I changed this line which checks to see that the user is "not logged in" OR "not an admin" before dumping them out...
if (!$this->ion_auth->logged_in() || !$this->ion_auth->is_admin()){ redirect('auth', 'refresh');}...into this, which check to see that the user is "not logged in" OR ("not an admin" AND "not the user") before dumping them out...
if (!$this->ion_auth->logged_in() || (!$this->ion_auth->is_admin() && !($this->ion_auth->user()->row()->id == $id)))This seems to be working...
- Admin can edit all accounts
- User can only edit his own account
- and somebody not logged in, can't edit any account.
Edit: However, the user also has access to the "groups" setting and could simply put themself into the "admin" group. Not good.
Ion Auth's developer refers to the files he provides as working "examples". Therefore, it's up to the end-developer to edit Ion Auth to suit the needs of the project.
To prevent the user from being able to make himself an "admin" requires a simple change to the edit_user.php view file.
Verifies the user is already an "admin" before creating the checkboxes...

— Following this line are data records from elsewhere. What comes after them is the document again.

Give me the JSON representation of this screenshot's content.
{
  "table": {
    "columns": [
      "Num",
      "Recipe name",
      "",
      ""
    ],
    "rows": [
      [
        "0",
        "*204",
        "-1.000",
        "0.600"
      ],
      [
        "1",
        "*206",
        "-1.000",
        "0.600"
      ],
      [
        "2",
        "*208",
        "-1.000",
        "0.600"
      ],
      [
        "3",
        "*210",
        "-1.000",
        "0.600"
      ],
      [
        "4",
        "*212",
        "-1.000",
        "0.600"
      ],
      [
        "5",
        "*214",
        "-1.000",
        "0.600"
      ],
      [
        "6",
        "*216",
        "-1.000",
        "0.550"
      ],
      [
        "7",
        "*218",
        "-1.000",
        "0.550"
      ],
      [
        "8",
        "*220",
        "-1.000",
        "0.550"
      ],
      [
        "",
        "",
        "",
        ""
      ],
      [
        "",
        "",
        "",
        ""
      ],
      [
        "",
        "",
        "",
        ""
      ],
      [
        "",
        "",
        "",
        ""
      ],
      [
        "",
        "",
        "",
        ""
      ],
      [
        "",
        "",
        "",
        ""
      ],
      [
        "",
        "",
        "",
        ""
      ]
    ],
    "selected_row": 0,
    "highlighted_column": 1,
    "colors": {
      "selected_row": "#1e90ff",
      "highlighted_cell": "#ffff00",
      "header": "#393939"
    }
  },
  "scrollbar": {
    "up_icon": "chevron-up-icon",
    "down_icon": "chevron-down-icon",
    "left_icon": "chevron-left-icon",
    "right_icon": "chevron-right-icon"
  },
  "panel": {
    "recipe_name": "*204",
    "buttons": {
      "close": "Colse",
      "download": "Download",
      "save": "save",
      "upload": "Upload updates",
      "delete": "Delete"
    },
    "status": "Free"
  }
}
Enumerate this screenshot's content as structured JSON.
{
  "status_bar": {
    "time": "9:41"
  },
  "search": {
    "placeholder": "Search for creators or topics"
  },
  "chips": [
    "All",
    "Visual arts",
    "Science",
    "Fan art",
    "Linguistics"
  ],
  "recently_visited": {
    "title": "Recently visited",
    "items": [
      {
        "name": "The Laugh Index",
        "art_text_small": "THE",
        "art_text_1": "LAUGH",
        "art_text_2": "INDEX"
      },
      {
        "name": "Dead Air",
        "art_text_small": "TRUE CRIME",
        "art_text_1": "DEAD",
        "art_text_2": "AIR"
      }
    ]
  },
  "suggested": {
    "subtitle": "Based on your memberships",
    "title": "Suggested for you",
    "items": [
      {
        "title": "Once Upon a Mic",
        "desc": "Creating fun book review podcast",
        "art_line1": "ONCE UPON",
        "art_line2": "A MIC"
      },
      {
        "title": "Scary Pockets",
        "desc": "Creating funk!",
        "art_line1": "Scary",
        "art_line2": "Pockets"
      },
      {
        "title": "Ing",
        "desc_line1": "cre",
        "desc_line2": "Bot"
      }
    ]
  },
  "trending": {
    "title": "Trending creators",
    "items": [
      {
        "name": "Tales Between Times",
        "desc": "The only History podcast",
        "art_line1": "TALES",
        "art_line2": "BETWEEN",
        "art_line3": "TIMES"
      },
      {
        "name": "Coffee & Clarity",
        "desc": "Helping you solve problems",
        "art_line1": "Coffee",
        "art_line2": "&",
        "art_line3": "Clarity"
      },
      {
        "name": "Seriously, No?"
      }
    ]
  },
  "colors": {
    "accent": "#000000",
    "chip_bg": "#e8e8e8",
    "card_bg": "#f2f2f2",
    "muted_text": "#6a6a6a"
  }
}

<?php if ($this->ion_auth->is_admin()): ?> // code that generates Groups checkboxes<?php endif ?>Then you'll also need to thoroughly test and adjust as needed. For example, after editing a user profile, you're redirected to the auth view. Since the user doesn't have permission to see the auth view, there is a "must be an admin" error. In the controller file, you'll have to add the appropriate logic to properly redirect the user when they're not an "admin".
No Ion Auth doesn't do this as is - it's pretty light weight. But it's not hard to do and your on the right track, just grab that edit_user method and take out the admin checks and make it so the user can only edit their own account, just alter it so that it only updates user details for the currently logged in user.
Check the ion auth docs, have a crack at it and come back with some code if you have any problems.